Hours: Tuesday – Saturday 8 a.m. – 4:30 p.m. (closed Sunday & Monday). Cost: $3; kids free. Website: Here.
Close To Downtown:
17. Gold & Silver Pawn Shop:
About The Gold & Silver Pawn Shop: The most famous pawn shop in Las Vegas became a pop culture icon thanks to the History Channel show Pawn Stars. We have also added markers to our Downtown Las Vegas walking tour map for two other History Channel show locations you can visit; Rick’s Restorations and Counts Customs.
Address: 713 Las Vegas Boulevard South.
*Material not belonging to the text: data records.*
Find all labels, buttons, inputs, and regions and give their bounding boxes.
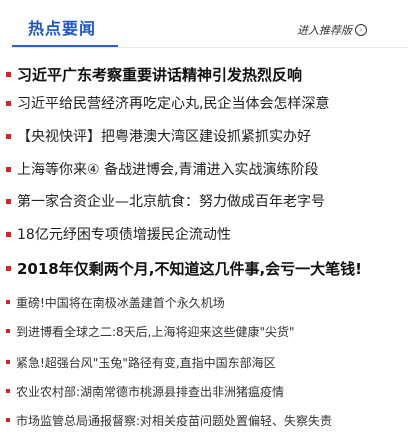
news-item[interactable]: 第一家合资企业—北京航食：努力做成百年老字号 — [4, 189, 412, 213]
news-item[interactable]: 习近平广东考察重要讲话精神引发热烈反响 — [4, 62, 412, 86]
bullet-icon — [6, 389, 10, 393]
enter-recommended-label: 进入推荐版 — [297, 24, 352, 37]
bullet-icon — [6, 265, 11, 271]
news-item-title[interactable]: 重磅!中国将在南极冰盖建首个永久机场 — [16, 294, 225, 311]
bullet-icon — [6, 198, 11, 204]
news-item-title[interactable]: 习近平给民营经济再吃定心丸,民企当体会怎样深意 — [17, 93, 329, 113]
news-item[interactable]: 2018年仅剩两个月,不知道这几件事,会亏一大笔钱! — [4, 256, 412, 280]
news-item[interactable]: 紧急!超强台风"玉兔"路径有变,直指中国东部海区 — [4, 352, 412, 372]
section-header: 热点要闻 进入推荐版 › — [0, 0, 418, 48]
news-item-title[interactable]: 到进博看全球之二:8天后,上海将迎来这些健康"尖货" — [16, 323, 295, 340]
news-item[interactable]: 习近平给民营经济再吃定心丸,民企当体会怎样深意 — [4, 91, 412, 115]
news-item[interactable]: 市场监管总局通报督察:对相关疫苗问题处置偏轻、失察失责 — [4, 410, 412, 430]
section-title-tab[interactable]: 热点要闻 — [28, 15, 96, 39]
news-item[interactable]: 18亿元纾困专项债增援民企流动性 — [4, 222, 412, 246]
bullet-icon — [6, 133, 11, 139]
news-item-title[interactable]: 农业农村部:湖南常德市桃源县排查出非洲猪瘟疫情 — [16, 383, 284, 400]
news-item[interactable]: 农业农村部:湖南常德市桃源县排查出非洲猪瘟疫情 — [4, 381, 412, 401]
bullet-icon — [6, 231, 11, 237]
news-item-title[interactable]: 2018年仅剩两个月,不知道这几件事,会亏一大笔钱! — [17, 258, 362, 279]
news-item-title[interactable]: 第一家合资企业—北京航食：努力做成百年老字号 — [17, 191, 325, 211]
news-item[interactable]: 上海等你来④ 备战进博会,青浦进入实战演练阶段 — [4, 157, 412, 181]
news-item-title[interactable]: 18亿元纾困专项债增援民企流动性 — [17, 224, 231, 244]
news-item-title[interactable]: 市场监管总局通报督察:对相关疫苗问题处置偏轻、失察失责 — [16, 412, 332, 429]
news-item[interactable]: 【央视快评】把粤港澳大湾区建设抓紧抓实办好 — [4, 124, 412, 148]
bullet-icon — [6, 71, 11, 77]
bullet-icon — [6, 418, 10, 422]
news-item[interactable]: 重磅!中国将在南极冰盖建首个永久机场 — [4, 292, 412, 312]
bullet-icon — [6, 300, 10, 304]
news-item-title[interactable]: 上海等你来④ 备战进博会,青浦进入实战演练阶段 — [17, 159, 318, 179]
enter-recommended-link[interactable]: 进入推荐版 › — [297, 22, 367, 38]
news-item-title[interactable]: 【央视快评】把粤港澳大湾区建设抓紧抓实办好 — [17, 126, 311, 146]
bullet-icon — [6, 329, 10, 333]
header-divider — [12, 47, 408, 48]
bullet-icon — [6, 360, 10, 364]
news-item-title[interactable]: 紧急!超强台风"玉兔"路径有变,直指中国东部海区 — [16, 354, 276, 371]
news-item[interactable]: 到进博看全球之二:8天后,上海将迎来这些健康"尖货" — [4, 321, 412, 341]
bullet-icon — [6, 166, 11, 172]
news-item-title[interactable]: 习近平广东考察重要讲话精神引发热烈反响 — [17, 64, 302, 85]
bullet-icon — [6, 100, 11, 106]
chevron-right-circle-icon: › — [355, 24, 367, 36]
Store Website: HERE.
18. First Friday Art Show:
About The First Friday Art Show: The 1st Friday of each month Downtown Las Vegas has a cool art festival featuring local artists. Artists set up stands along Casino Center Rd from Charleston to Colorado. It is a great free event. Website: HERE.
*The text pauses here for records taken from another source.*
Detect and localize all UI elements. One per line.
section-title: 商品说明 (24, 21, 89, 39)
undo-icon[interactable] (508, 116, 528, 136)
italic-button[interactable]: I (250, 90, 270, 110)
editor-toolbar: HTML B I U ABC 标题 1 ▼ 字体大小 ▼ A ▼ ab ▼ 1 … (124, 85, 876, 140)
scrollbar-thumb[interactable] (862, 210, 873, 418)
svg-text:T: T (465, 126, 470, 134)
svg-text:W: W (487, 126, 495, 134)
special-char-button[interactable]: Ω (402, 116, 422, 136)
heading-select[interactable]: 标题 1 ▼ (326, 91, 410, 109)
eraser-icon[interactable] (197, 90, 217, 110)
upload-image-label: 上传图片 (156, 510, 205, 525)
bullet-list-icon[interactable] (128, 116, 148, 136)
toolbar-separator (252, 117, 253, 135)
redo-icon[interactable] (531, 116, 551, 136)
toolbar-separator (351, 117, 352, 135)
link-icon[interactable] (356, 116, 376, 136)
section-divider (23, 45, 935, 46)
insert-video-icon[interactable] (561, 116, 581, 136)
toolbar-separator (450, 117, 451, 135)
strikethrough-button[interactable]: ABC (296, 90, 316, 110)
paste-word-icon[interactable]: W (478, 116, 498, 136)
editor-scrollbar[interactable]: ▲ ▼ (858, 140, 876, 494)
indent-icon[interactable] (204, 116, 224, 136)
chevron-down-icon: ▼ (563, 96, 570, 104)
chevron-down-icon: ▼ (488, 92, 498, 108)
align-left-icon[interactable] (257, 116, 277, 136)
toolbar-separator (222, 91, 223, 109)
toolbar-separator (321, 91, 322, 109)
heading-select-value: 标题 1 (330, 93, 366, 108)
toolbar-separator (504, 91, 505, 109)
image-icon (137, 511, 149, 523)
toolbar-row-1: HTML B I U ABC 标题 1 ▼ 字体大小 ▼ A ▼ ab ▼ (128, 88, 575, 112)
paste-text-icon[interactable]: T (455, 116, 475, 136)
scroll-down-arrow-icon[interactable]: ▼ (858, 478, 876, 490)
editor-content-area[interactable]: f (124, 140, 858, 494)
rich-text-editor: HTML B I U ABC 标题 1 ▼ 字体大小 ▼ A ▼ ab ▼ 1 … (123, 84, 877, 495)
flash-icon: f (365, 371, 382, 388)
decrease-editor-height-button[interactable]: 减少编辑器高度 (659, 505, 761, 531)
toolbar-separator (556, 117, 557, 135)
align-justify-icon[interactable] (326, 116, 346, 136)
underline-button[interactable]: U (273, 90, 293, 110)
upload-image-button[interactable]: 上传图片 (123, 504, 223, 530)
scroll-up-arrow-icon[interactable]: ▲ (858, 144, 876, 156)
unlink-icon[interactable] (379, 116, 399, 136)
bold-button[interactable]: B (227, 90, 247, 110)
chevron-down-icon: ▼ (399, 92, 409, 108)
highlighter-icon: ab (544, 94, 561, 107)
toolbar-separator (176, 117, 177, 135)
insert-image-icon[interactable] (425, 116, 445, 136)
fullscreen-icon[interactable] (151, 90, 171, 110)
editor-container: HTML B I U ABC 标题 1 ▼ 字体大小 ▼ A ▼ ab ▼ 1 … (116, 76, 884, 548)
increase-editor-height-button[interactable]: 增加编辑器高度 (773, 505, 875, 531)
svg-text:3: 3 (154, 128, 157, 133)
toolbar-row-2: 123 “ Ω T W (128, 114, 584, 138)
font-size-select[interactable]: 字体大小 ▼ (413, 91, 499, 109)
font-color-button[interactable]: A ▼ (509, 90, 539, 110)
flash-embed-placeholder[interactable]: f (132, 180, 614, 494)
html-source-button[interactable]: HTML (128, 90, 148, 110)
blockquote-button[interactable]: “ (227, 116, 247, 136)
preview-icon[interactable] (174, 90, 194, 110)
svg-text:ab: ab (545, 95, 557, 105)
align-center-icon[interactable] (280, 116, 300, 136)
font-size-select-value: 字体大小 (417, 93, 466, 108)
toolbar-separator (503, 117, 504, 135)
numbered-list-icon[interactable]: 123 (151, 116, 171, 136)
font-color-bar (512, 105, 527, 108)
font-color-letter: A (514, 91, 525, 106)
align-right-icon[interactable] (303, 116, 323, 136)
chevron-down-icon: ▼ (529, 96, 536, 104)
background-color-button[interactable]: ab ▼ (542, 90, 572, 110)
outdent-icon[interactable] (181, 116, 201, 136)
19. A Little White Chapel:
About A Little White Chapel: Famous chapel where Brittney Spears got married, has a drive through. Address: 1301 South Las Vegas Boulevard. Hours: 24/7. Website: HERE.
20. Stratosphere Hotel & Casino:
About The Stratosphere: Standing at 1,149 feet above Las Vegas Blvd, the Stratosphere is the tallest freestanding observation tower in the United States. With such height, the Tower’s observation deck has some sweet views but it’s the worlds highest thrill rides. Insanity is a fast roller coaster sitting 900 feet above the ground, jutting 64 feet over the side of the Tower, and even reaches forces of 3G’s. X-Scream is a crazy man’s teeter-tooter as at 866 feet off the ground it shoots you face first 27 feet over the edge then dramatically tips giving you a falling feeling.
The Big Shot gives you maximum height starting 920 feet but then shoots you 160 feet straight up the mast of the Tower to a scary 1080 feet. The last thrill is the World’s highest bungee jump called the SkyJump where you jump from the 108th Floor! This hotel is a great place to catch the connecting city bus if going to the northern outlet mall. It is extremely questionable neighborhood to walk at night, you will see a few crackheads.
Thrill Ride Cost: Observation Tower $18; Rides $15 each; Bungee Jump $109; The best value is to buy an unlimited all-day pass for all four rides which include admission to the top of the tower for $34 or $44 if you want an express front of the line pass.